The Philippine manufacturing sector has shown some resilience over the past few years. Latest data from the Philippine Statistics Authority (PSA) showed that the sector accounted for about a fifth of the country’s national economic output in 2025. IHS Markit also reported that the Philippine Manufacturing Purchasing Managers’ Index (PMI) rose to 50.2 in December 2025, from 47.4 in the previous month. An index of above 50 indicates an expansion in the country’s manufacturing sector.
More high-value manufacturing firms continue to locate in the Philippines. While the country has yet to foster a comprehensive supply chain system similar to what our ASEAN peers have developed over the past few years, these fresh and expanding investments signal the Philippines’ gradual expansion as a key manufacturing hub in ASEAN. This is a positive development for national developers with a massive industrial footprint.
Rising PMI, improving infrastructure connectivity, and improving labor productivity support the optimism and dynamism we are currently seeing in the market.
Big-ticket manufacturing investments to drive industrial demand
PSA reported that approved foreign pledges committed to fund manufacturing projects amounted to PHP81.4 billion (USD1.4 billion) in 2025, down 35% YOY. An improvement in global investor sentiment, as shown by a rise in PMI, should support a more sustainable expansion of industrial activities moving forward.
Aside from China, investment promotion agencies (IPAs) such as the Philippine Economic Zone Authority (PEZA) are actively attracting investments from Japan, South Korea, Singapore, Thailand, Taiwan, and Malaysia. According to various reports, PEZA is also prioritizing industries such as automotives, pharmaceuticals, and electronics, which, in our view, should result in greater industrial space absorption across the country.
Southern Luzon: The country’s primary industrial corridor

Cavite-Laguna-Batangas (CALABA) remains the country’s primary industrial corridor. Data from PSA showed that Region IV-A or CALABARZON received the largest foreign investment allocation of PHP100.4 billion (USD1.7 billion) in 2025, or 37% of total approved pledges during the period. We believe that these pledges should support industrial land and warehouse space take-up in the CALABA corridor once they materialize.

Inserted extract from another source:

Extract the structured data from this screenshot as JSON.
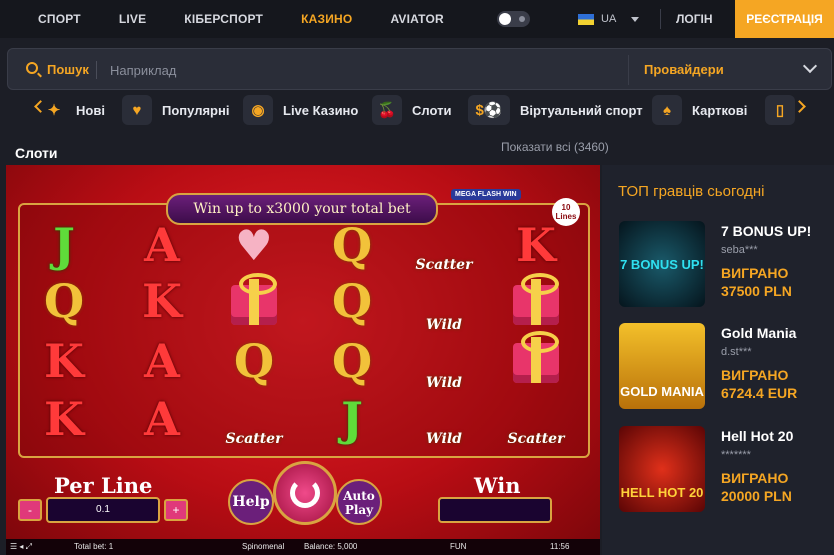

Industrial vacancy in the CALABA corridor dropped to 11.4% in H2 2025 from 16.9% H1 2025 due to stable demand. Over the past twelve months, manufacturers of equipment, electronics, air conditioners, air fresheners, and printing and packing solutions have taken up industrial space in the corridor.

Among the big-ticket manufacturing investments in CALABA include Samsung, which is investing USD1 billion (PHP58 billion) for a new manufacturing facility in Calamba Premiere Industrial Park in Laguna. Panasonic is also investing USD52 million (PHP3 billion) to launch new projects in Laguna Technopark. The company plans to manufacture refrigerators and washing machines.

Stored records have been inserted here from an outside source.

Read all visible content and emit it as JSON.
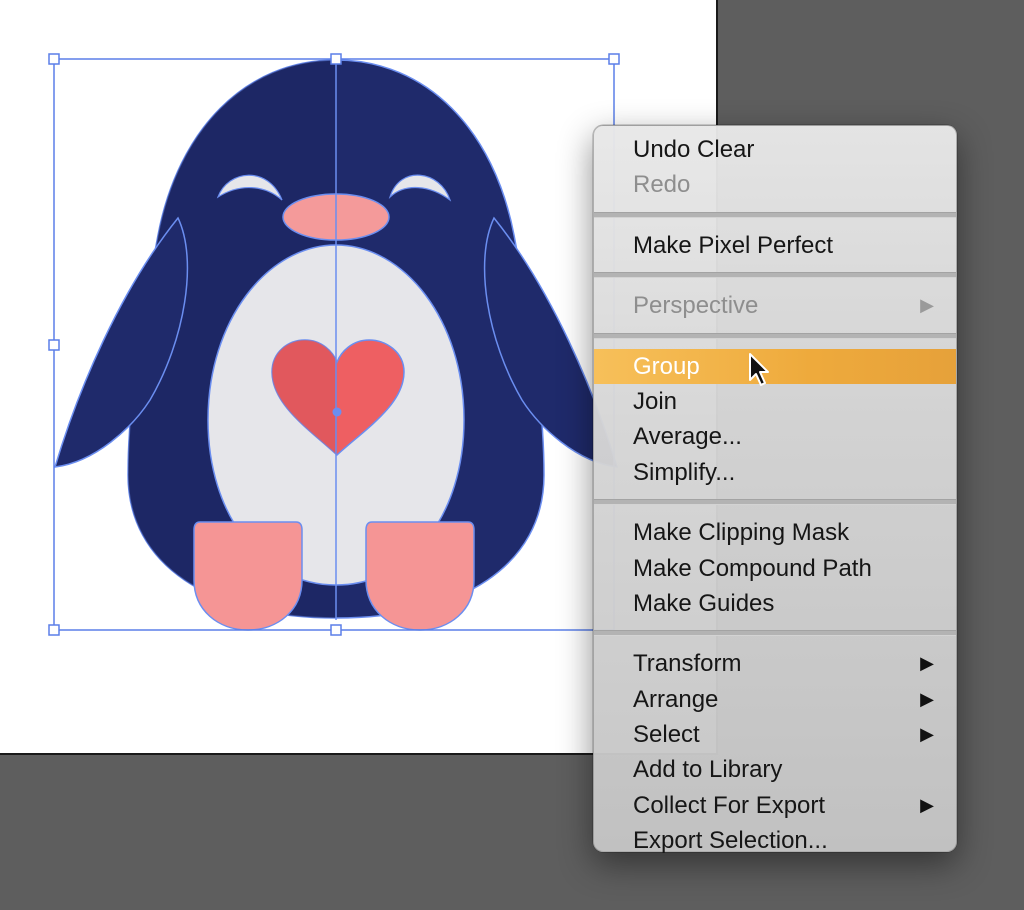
{
  "colors": {
    "penguin_body": "#1f2a6b",
    "penguin_belly": "#e6e6ea",
    "beak": "#f49a9a",
    "heart": "#ee5f62",
    "feet": "#f59595",
    "selection": "#5b7fe8",
    "menu_highlight": "#eeaa3c"
  },
  "context_menu": {
    "groups": [
      [
        {
          "label": "Undo Clear",
          "enabled": true
        },
        {
          "label": "Redo",
          "enabled": false
        }
      ],
      [
        {
          "label": "Make Pixel Perfect",
          "enabled": true
        }
      ],
      [
        {
          "label": "Perspective",
          "enabled": false,
          "submenu_icon": "triangle-right-icon"
        }
      ],
      [
        {
          "label": "Group",
          "enabled": true,
          "highlighted": true
        },
        {
          "label": "Join",
          "enabled": true
        },
        {
          "label": "Average...",
          "enabled": true
        },
        {
          "label": "Simplify...",
          "enabled": true
        }
      ],
      [
        {
          "label": "Make Clipping Mask",
          "enabled": true
        },
        {
          "label": "Make Compound Path",
          "enabled": true
        },
        {
          "label": "Make Guides",
          "enabled": true
        }
      ],
      [
        {
          "label": "Transform",
          "enabled": true,
          "submenu_icon": "triangle-right-icon"
        },
        {
          "label": "Arrange",
          "enabled": true,
          "submenu_icon": "triangle-right-icon"
        },
        {
          "label": "Select",
          "enabled": true,
          "submenu_icon": "triangle-right-icon"
        },
        {
          "label": "Add to Library",
          "enabled": true
        },
        {
          "label": "Collect For Export",
          "enabled": true,
          "submenu_icon": "triangle-right-icon"
        },
        {
          "label": "Export Selection...",
          "enabled": true
        }
      ]
    ]
  }
}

Central Luzon in the thick of things
From 2026 to 2028, Colliers sees the delivery of 930 hectares of new industrial supply in Central Luzon, dwarfing the 240 hectares of expected new supply in Southern Luzon during the same period. With an improving business environment and bullish prospects for the region, we see more higher-value manufacturers locating in Central Luzon, especially in Pampanga, Tarlac, Bulacan, and Bataan. For instance, food and beverage (F&B) companies Coca-Cola and Ajinomoto took up almost 60 hectares of industrial space in Aboitiz InfraCapital’s TARI Estate in Tarlac. Additionally, manufacturers such as All Fashion Gloves, UET Box, and DeviceDesign expanded in Clark Freeport Zone in Pampanga.

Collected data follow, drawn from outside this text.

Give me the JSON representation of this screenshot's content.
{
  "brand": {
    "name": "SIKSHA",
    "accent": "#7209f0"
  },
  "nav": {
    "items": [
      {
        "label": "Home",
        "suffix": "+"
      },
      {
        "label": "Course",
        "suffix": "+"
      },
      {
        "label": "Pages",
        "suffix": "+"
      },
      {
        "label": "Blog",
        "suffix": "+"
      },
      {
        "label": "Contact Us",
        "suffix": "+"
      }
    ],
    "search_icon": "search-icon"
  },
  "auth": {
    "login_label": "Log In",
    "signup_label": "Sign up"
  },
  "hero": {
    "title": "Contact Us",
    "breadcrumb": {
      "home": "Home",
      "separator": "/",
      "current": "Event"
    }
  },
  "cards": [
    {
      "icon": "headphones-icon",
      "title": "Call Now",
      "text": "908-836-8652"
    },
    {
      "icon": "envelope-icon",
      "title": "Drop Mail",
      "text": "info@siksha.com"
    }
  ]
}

Ayala Land is also positioning Pampanga Technopark as a hub for export-oriented manufacturing and high-value logistics. Meanwhile, we see Bulacan emerging as an industrial hotspot, particularly for pharmaceutical firms.
Industrial vacancy in Central Luzon remains elevated at 23% as of end-2025 due to substantial new supply. The elevated vacancy can also be attributed to the lack of PEZA-accredited facilities in the region.
Colliers believes that Central Luzon remains a viable industrial location outside of CALABA, given its skilled manpower and improving infrastructure. In our opinion, the completion of significant industrial supply in Central Luzon should provide opportunities for manufacturers and locators to haggle for more competitive lease rates.